O mundo ocidental está definitivamente com os seus valores trocados. Ver Notre-Dame a arder foi um momento horrível que não pode deixar ninguém indiferente. Não tendo um fascínio especial pela capital francesa, o certo é que aquele símbolo era de facto um dos mais especiais, não só pelo que foi, como pelo imaginário que à sua volta se criou.
As imagens incomodavam tanto que era impossível não sentir impaciência com a demora dos meios a chegar ao terreno e a começarem a fazer o trabalho visível através das câmaras de televisão.
E o momento em que o pináculo desabou foi uma imagem de como a nossa história pode ser consumida em poucos minutos – uma imagem que devemos recordar para sempre até para evitar que outros desastres aconteçam por cá.
Mas as imagens de Moçambique, aquelas mães que passaram noites a segurar os filhos fora de água, aqueles homens e mulheres que ficaram de um momento para outro a viver na rua, aqueles homens e mulheres que do nada morreram e deixaram dezenas de órfãos, aquelas crianças… Essas imagens, sim, são uma história mais minha. Aqueles vidas sim estão ligadas a nós e nós a elas.
A mim enquanto português choca-me a maior generosidade com Notre-Dame do que com Moçambique por dois motivos: o primeiro só vincula aqueles que são portugueses, os laços, o segundo deveria vincular todos, a vida.

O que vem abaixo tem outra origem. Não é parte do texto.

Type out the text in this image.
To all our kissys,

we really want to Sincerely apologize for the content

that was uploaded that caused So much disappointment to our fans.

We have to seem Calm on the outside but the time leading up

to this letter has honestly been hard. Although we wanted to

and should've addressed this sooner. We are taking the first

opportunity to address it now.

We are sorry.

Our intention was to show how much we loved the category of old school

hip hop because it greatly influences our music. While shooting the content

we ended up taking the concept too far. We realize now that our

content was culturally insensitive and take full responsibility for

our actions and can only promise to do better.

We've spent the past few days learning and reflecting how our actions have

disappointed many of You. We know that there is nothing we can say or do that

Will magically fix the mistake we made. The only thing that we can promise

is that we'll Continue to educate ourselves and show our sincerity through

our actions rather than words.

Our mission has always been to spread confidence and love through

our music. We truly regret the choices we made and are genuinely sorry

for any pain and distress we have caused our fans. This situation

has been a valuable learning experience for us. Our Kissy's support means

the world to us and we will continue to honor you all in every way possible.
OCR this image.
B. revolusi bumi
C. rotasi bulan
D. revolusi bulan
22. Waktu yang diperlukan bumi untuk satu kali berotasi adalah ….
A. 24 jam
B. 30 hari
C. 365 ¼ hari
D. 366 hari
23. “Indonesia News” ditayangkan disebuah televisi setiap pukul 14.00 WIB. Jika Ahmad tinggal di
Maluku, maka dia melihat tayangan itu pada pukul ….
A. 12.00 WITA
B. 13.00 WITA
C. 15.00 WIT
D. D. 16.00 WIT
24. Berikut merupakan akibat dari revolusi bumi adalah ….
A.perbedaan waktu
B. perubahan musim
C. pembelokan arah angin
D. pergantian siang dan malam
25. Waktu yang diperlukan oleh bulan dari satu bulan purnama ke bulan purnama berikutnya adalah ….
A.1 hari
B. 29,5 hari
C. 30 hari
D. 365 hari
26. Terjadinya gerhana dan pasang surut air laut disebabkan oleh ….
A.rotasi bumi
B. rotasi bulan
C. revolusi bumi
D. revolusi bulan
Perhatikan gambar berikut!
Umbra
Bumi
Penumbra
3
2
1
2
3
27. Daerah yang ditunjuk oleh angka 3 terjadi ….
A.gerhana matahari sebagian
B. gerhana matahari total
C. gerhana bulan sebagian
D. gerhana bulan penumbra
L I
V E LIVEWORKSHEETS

A destruição dos registos do passado, do que resta do que fomos, é uma perda civilizacional, mas nada comparado à perda de centenas de pessoas, à destruição do futuro.
Surpreende por tudo isto que poucas horas após o incêndio de Notre-Dame seja anunciado que os donativos iniciais dados a Notre-Dame foram 16 vezes maiores do que os existiram para a Beira, onde além das 600 mortes um milhão e meio de pessoas foram afetadas.
O ciclone Idai, que assolou Moçambique, Malaui, Zimbabué e Madagáscar, deixou um rasto de destruição cujos prejuízos estão avaliados em cerca de dois mil milhões de euros e nos primeiros seis dias foram angariados 57 milhões de euros para os países afetados. A soma que nas primeiras horas foi conseguida para Notre-Dame não tem sequer comparação: 900 milhões de euros.
Nada temos a ver com a forma como os milionários franceses – responsáveis por parte significativa destas doações – gerem as usas fortunas e se preferem doar à causa x ou y. Mas devemos ser exigentes quanto ao que será aplicado por nós cidadãos, enquanto União Europeia e enquanto país, sim, porque Portugal já anunciou que quer fazer parte da reconstrução – ainda que a posição não tenha sido clara.
Acho muito bem que façamos parte da reconstrução, desde que não seja um apoio desproporcional face ao que estamos dispostos a fazer quando se trata de uma história que nos é mais próxima e, sobretudo, que ‘mete’ vidas humanas.
A esse propósito vale a pena refletir ainda sobre o que Portugal e as autoridades portuguesas fizeram quando em 2015 houve o incêndio do Museu da Língua Portuguesa, em São Paulo, ou quando no fim do ano passado ardeu o Museu Nacional do Rio de Janeiro. Se Notre-Dame faz parte da nossa história como tanto tenho ouvido, estes dois museus são a nossa história.
E, por isso, Portugal tinha obrigação de ser extremamente ativo na reconstrução dos mesmos, de mostrar uma disponibilidade ímpar.